To get the best out of moorland fly fishing you need to master the techniques of both the dry fly and the upstream wet fly or nymph - and there are times when a combination of the two is very effective. For dry fly fishing you need a good floater like a Humpy, Elk Hair Caddis or well-hackled Adams, while for wet flies and nymphs you need look no further than traditional patterns like Pheasant Tail, Half Stone, Blue Upright, Red Palmer and Hare's Ear Nymph. These flies should be tied mainly on size 16 and 14 hooks, with a few on 18 and 12 hooks. For wet fly fishing, two flies a couple of feet apart are enough, and it is worth trying a bright floater on the dropper and a drab nymph on the point, the theory being that the dropper catches the attention of the trout and the nymph fools it.

Whether wet or dry fly fishing, work slowly upstream, making a cast or two into every spot that looks likely to hold a trout, and paying particular attention to anywhere you see a fish rise. As the flies drop back towards you, always keep in touch by lifting the rod, so that when a fish takes you only need tighten to set the hook.

Upstream fishing with a dry or wet fly is best when the trout are feeding near the surface but there are times, especially early in the season, when they are almost glued to the bottom. At such times you need a fly that really bumps along the bottom and then a bead head comes into its own. A size 14 Hare's Ear or Pheasant Tail Nymph with a copper or gold bead at the head will often take trout when nothing else will, and your chances will be enhanced by an indicator on the leader to help you spot the takes. I once thought that I could spot any take without such aids but I have long since realised how many fish are missed without an indicator.

If you are planning your first outing for moorland trout, timing is vital to give you a good chance of early success. Eager to get started, many make that first attempt in March or April when the season opens, but they hardly see a fish and don't bother to try again. Even the local experts can struggle in the first few weeks so be patient and wait until late May or June. During this period, the trout normally feed all day and the tough times when the rivers become very low and clear should still be in the future.

There are always, of course, exceptions to any rule, as a day last summer was to prove. It was mid August, when the rivers are often sluggish and the trout very dour, but heavy rains had brought the Dartmoor streams into spate. The bigger rivers were still high and coloured but the tiny Cherrybrook was dropping fast and had cleared to the colour of tea. If the fish were feeding, it would be difficult to fail, so I walked downstream a mile from Upper Cherrybrook Bridge, tied a 12 Red Palmer on the dropper and a 12 Dunkeld on the point, and fished back up to the bridge through the middle of the day. The trout were immediately attracted to the two bright flies and nearly 50 trout up to 28 cm were caught, with fish on both dropper and point on two occasions. Some mediocre outings on Cherrybrook in the past few years had made me wonder if stocks had declined, but on a day when conditions were just about perfect, the fishing was as good as it ever was.

Dartmoor and Exmoor are ideal for really stretching your legs while you are fishing and the following few examples are typical of what the energetic angler can enjoy.
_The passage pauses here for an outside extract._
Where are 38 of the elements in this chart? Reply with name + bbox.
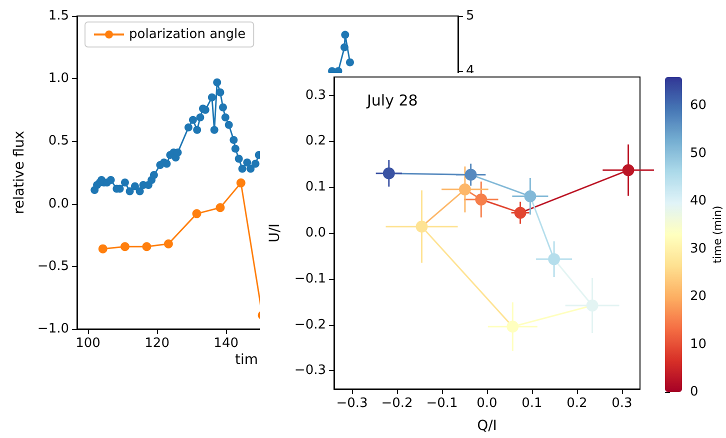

On a fine day it is well worth fishing up the East Dart from Postbridge, with some of the best fishing in a lovely series of small pools about a mile above the bridge. A couple of miles fishing will take you almost to Sandy Hole Pass and then you can walk directly back to your car over Broad Down, with magnificent views to the south. Another favourite is to park at Watersmeet on the East Lyn and fish up to Rockford, ideally on a sunny day in late May when the Black Gnats are swarming over the river. Some of the large pools will be full of trout holding just below the surface and rising to anything that looks edible, but watch out for the smaller and less obvious pockets that are often more productive.

My local river is the Teign where the stretch from Fingle Bridge up to Dogmarsh Bridge is just about right for a three-hour session. The middle part of this piece of water below Sharp Tor tumbles down through a series of rocky pools that offer some of the best trout fishing on the upper Teign.